I don't think I can get bothered with getting laid tonight
I hate this i feel like im wasting my youth here. I should be off hooking up with boys around the world and having awkward next morning convos in different languages!!
he drunkenly confessed to whacking off before coming over so the sex'd be longer. this one's a keeper
I swear that men would be more efficient if they had a semen gauge on their penises
I think any school that has COCKS written on it's baseball hats has their priorities straight.
You were doing karaoke. Then you screamed "SHOUTOUT TO ADAM LAMBERT" and started making out with the very surprised looking guy next to you.
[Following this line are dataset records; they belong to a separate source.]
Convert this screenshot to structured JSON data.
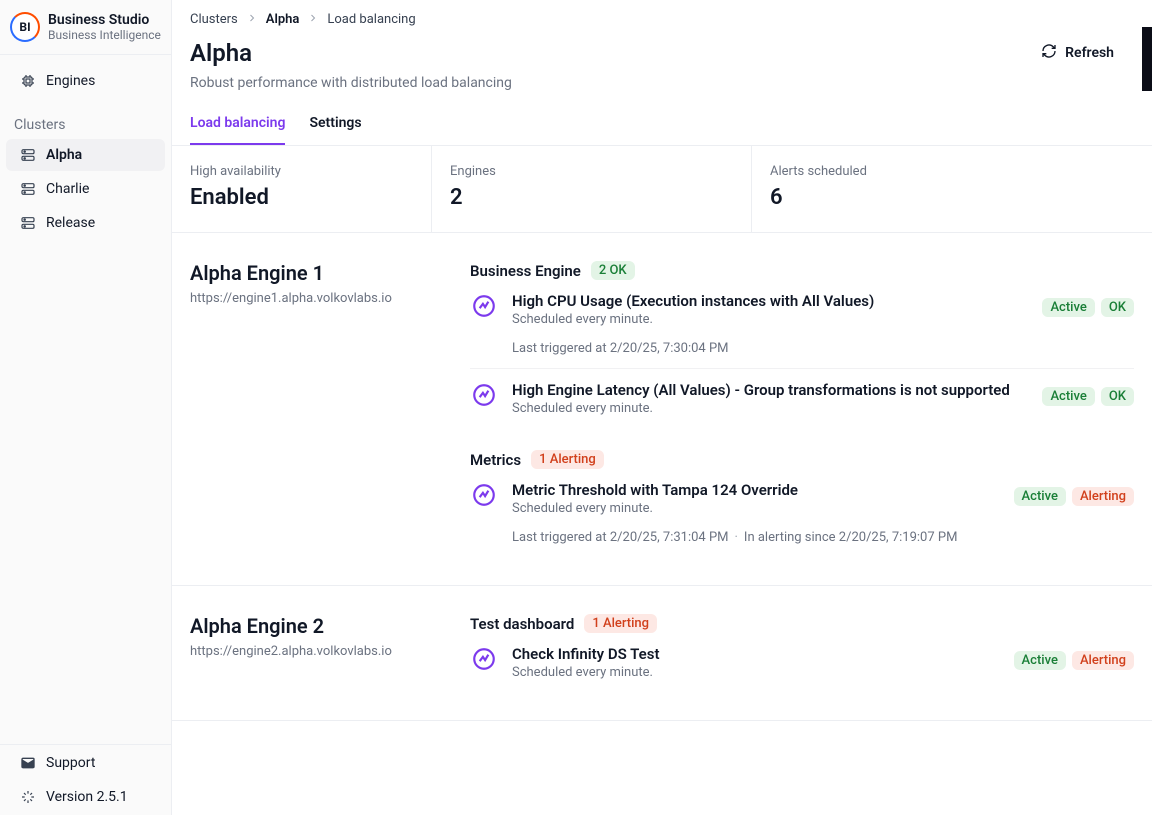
{
  "brand": {
    "title": "Business Studio",
    "subtitle": "Business Intelligence",
    "logo_text": "BI"
  },
  "sidebar": {
    "engines_label": "Engines",
    "clusters_heading": "Clusters",
    "clusters": [
      {
        "label": "Alpha",
        "active": true
      },
      {
        "label": "Charlie",
        "active": false
      },
      {
        "label": "Release",
        "active": false
      }
    ],
    "support_label": "Support",
    "version_label": "Version 2.5.1"
  },
  "crumbs": {
    "root": "Clusters",
    "cluster": "Alpha",
    "page": "Load balancing"
  },
  "header": {
    "title": "Alpha",
    "subtitle": "Robust performance with distributed load balancing",
    "refresh": "Refresh"
  },
  "tabs": [
    {
      "label": "Load balancing",
      "active": true
    },
    {
      "label": "Settings",
      "active": false
    }
  ],
  "stats": {
    "ha": {
      "label": "High availability",
      "value": "Enabled"
    },
    "engines": {
      "label": "Engines",
      "value": "2"
    },
    "alerts": {
      "label": "Alerts scheduled",
      "value": "6"
    }
  },
  "engines": [
    {
      "name": "Alpha Engine 1",
      "url": "https://engine1.alpha.volkovlabs.io",
      "groups": [
        {
          "title": "Business Engine",
          "badge": {
            "text": "2 OK",
            "kind": "green"
          },
          "alerts": [
            {
              "title": "High CPU Usage (Execution instances with All Values)",
              "schedule": "Scheduled every minute.",
              "last_triggered": "Last triggered at 2/20/25, 7:30:04 PM",
              "state": {
                "text": "Active",
                "kind": "green"
              },
              "status": {
                "text": "OK",
                "kind": "green"
              }
            },
            {
              "title": "High Engine Latency (All Values) - Group transformations is not supported",
              "schedule": "Scheduled every minute.",
              "last_triggered": "",
              "state": {
                "text": "Active",
                "kind": "green"
              },
              "status": {
                "text": "OK",
                "kind": "green"
              }
            }
          ]
        },
        {
          "title": "Metrics",
          "badge": {
            "text": "1 Alerting",
            "kind": "red"
          },
          "alerts": [
            {
              "title": "Metric Threshold with Tampa 124 Override",
              "schedule": "Scheduled every minute.",
              "last_triggered": "Last triggered at 2/20/25, 7:31:04 PM",
              "alerting_since": "In alerting since 2/20/25, 7:19:07 PM",
              "state": {
                "text": "Active",
                "kind": "green"
              },
              "status": {
                "text": "Alerting",
                "kind": "red"
              }
            }
          ]
        }
      ]
    },
    {
      "name": "Alpha Engine 2",
      "url": "https://engine2.alpha.volkovlabs.io",
      "groups": [
        {
          "title": "Test dashboard",
          "badge": {
            "text": "1 Alerting",
            "kind": "red"
          },
          "alerts": [
            {
              "title": "Check Infinity DS Test",
              "schedule": "Scheduled every minute.",
              "last_triggered": "",
              "state": {
                "text": "Active",
                "kind": "green"
              },
              "status": {
                "text": "Alerting",
                "kind": "red"
              }
            }
          ]
        }
      ]
    }
  ]
}
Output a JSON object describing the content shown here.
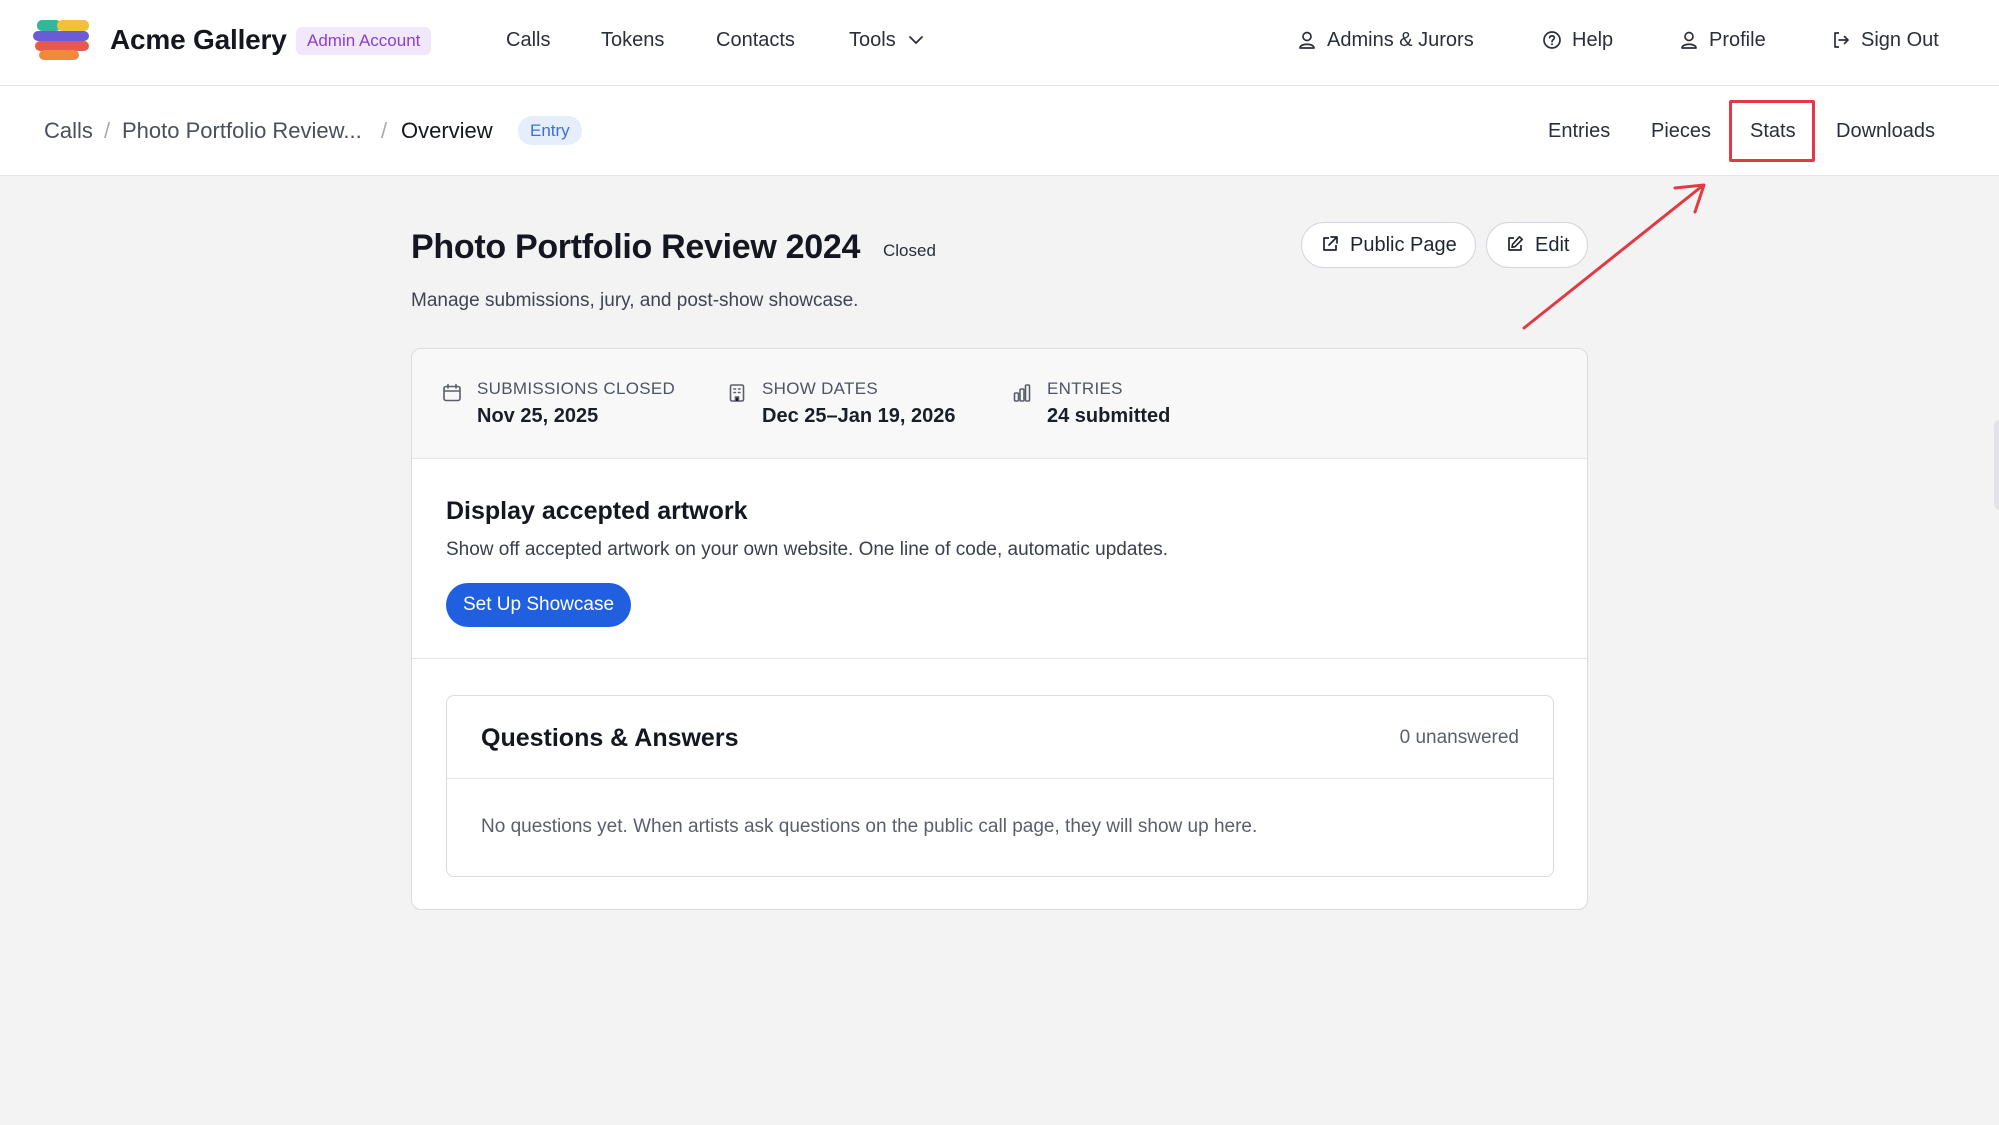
{
  "app": {
    "brand": "Acme Gallery",
    "account_badge": "Admin Account",
    "colors": {
      "accent": "#1f5fe0",
      "badge_purple": "#8a3ec9",
      "highlight_red": "#e23a45"
    }
  },
  "topnav": {
    "links": [
      "Calls",
      "Tokens",
      "Contacts",
      "Tools"
    ],
    "right": [
      "Admins & Jurors",
      "Help",
      "Profile",
      "Sign Out"
    ]
  },
  "breadcrumb": {
    "items": [
      "Calls",
      "Photo Portfolio Review...",
      "Overview"
    ],
    "separator": "/",
    "badge": "Entry"
  },
  "subtabs": [
    "Entries",
    "Pieces",
    "Stats",
    "Downloads"
  ],
  "page": {
    "title": "Photo Portfolio Review 2024",
    "status": "Closed",
    "description": "Manage submissions, jury, and post-show showcase.",
    "buttons": {
      "public_page": "Public Page",
      "edit": "Edit"
    }
  },
  "stats": [
    {
      "label": "SUBMISSIONS CLOSED",
      "value": "Nov 25, 2025",
      "icon": "calendar-icon"
    },
    {
      "label": "SHOW DATES",
      "value": "Dec 25–Jan 19, 2026",
      "icon": "building-icon"
    },
    {
      "label": "ENTRIES",
      "value": "24 submitted",
      "icon": "bar-chart-icon"
    }
  ],
  "showcase": {
    "title": "Display accepted artwork",
    "description": "Show off accepted artwork on your own website. One line of code, automatic updates.",
    "button": "Set Up Showcase"
  },
  "qa": {
    "title": "Questions & Answers",
    "count": "0 unanswered",
    "empty": "No questions yet. When artists ask questions on the public call page, they will show up here."
  }
}
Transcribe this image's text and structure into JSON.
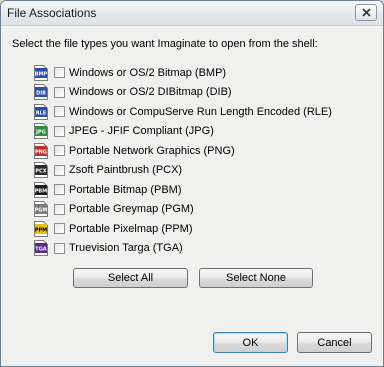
{
  "window": {
    "title": "File Associations"
  },
  "instruction": "Select the file types you want Imaginate to open from the shell:",
  "file_types": [
    {
      "icon_text": "BMP",
      "icon": "bmp-file-icon",
      "color": "#2c4fa3",
      "label": "Windows or OS/2 Bitmap (BMP)",
      "checked": false
    },
    {
      "icon_text": "DIB",
      "icon": "dib-file-icon",
      "color": "#2c4fa3",
      "label": "Windows or OS/2 DIBitmap (DIB)",
      "checked": false
    },
    {
      "icon_text": "RLE",
      "icon": "rle-file-icon",
      "color": "#2c4fa3",
      "label": "Windows or CompuServe Run Length Encoded (RLE)",
      "checked": false
    },
    {
      "icon_text": "JPG",
      "icon": "jpg-file-icon",
      "color": "#2f8f3c",
      "label": "JPEG - JFIF Compliant (JPG)",
      "checked": false
    },
    {
      "icon_text": "PNG",
      "icon": "png-file-icon",
      "color": "#c0302c",
      "label": "Portable Network Graphics (PNG)",
      "checked": false
    },
    {
      "icon_text": "PCX",
      "icon": "pcx-file-icon",
      "color": "#2a2a2a",
      "label": "Zsoft Paintbrush (PCX)",
      "checked": false
    },
    {
      "icon_text": "PBM",
      "icon": "pbm-file-icon",
      "color": "#1a1a1a",
      "label": "Portable Bitmap (PBM)",
      "checked": false
    },
    {
      "icon_text": "PGM",
      "icon": "pgm-file-icon",
      "color": "#7a7a7a",
      "label": "Portable Greymap (PGM)",
      "checked": false
    },
    {
      "icon_text": "PPM",
      "icon": "ppm-file-icon",
      "color": "#e0c020",
      "label": "Portable Pixelmap (PPM)",
      "checked": false
    },
    {
      "icon_text": "TGA",
      "icon": "tga-file-icon",
      "color": "#5a2a8a",
      "label": "Truevision Targa (TGA)",
      "checked": false
    }
  ],
  "buttons": {
    "select_all": "Select All",
    "select_none": "Select None",
    "ok": "OK",
    "cancel": "Cancel"
  }
}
Home safe. Psyche shattered. Still rolling. In love with the morrocan rug in the living room.
We got security called on us. Apparently the wedding down the street didn't appreciate the trespassing or our loud as fuck rendition of We Are Young.
I have a theory he's part Neanderthal
Well right but if we go, he may just disappear for a long time into the unknown with the drag queens.
I AM AT THE LOUNGE WHERE THEY FILMED THE LAP DANCE IN SHOWGIRLS....IT IS AMAZING
A duck just looked me in the eye whilst I peed in a lake. I feel so dirty.
It could happen. I haven't creeped the rest of the guest list yet.
Just creeped. Everyone is a passable 7. Orgy is a go!
Had an orgasm and got a charley horse at the same time. It was a multi-purpose scream.
He's a real gentleman. At least he tried to flush my closet's handle after he pissed in it.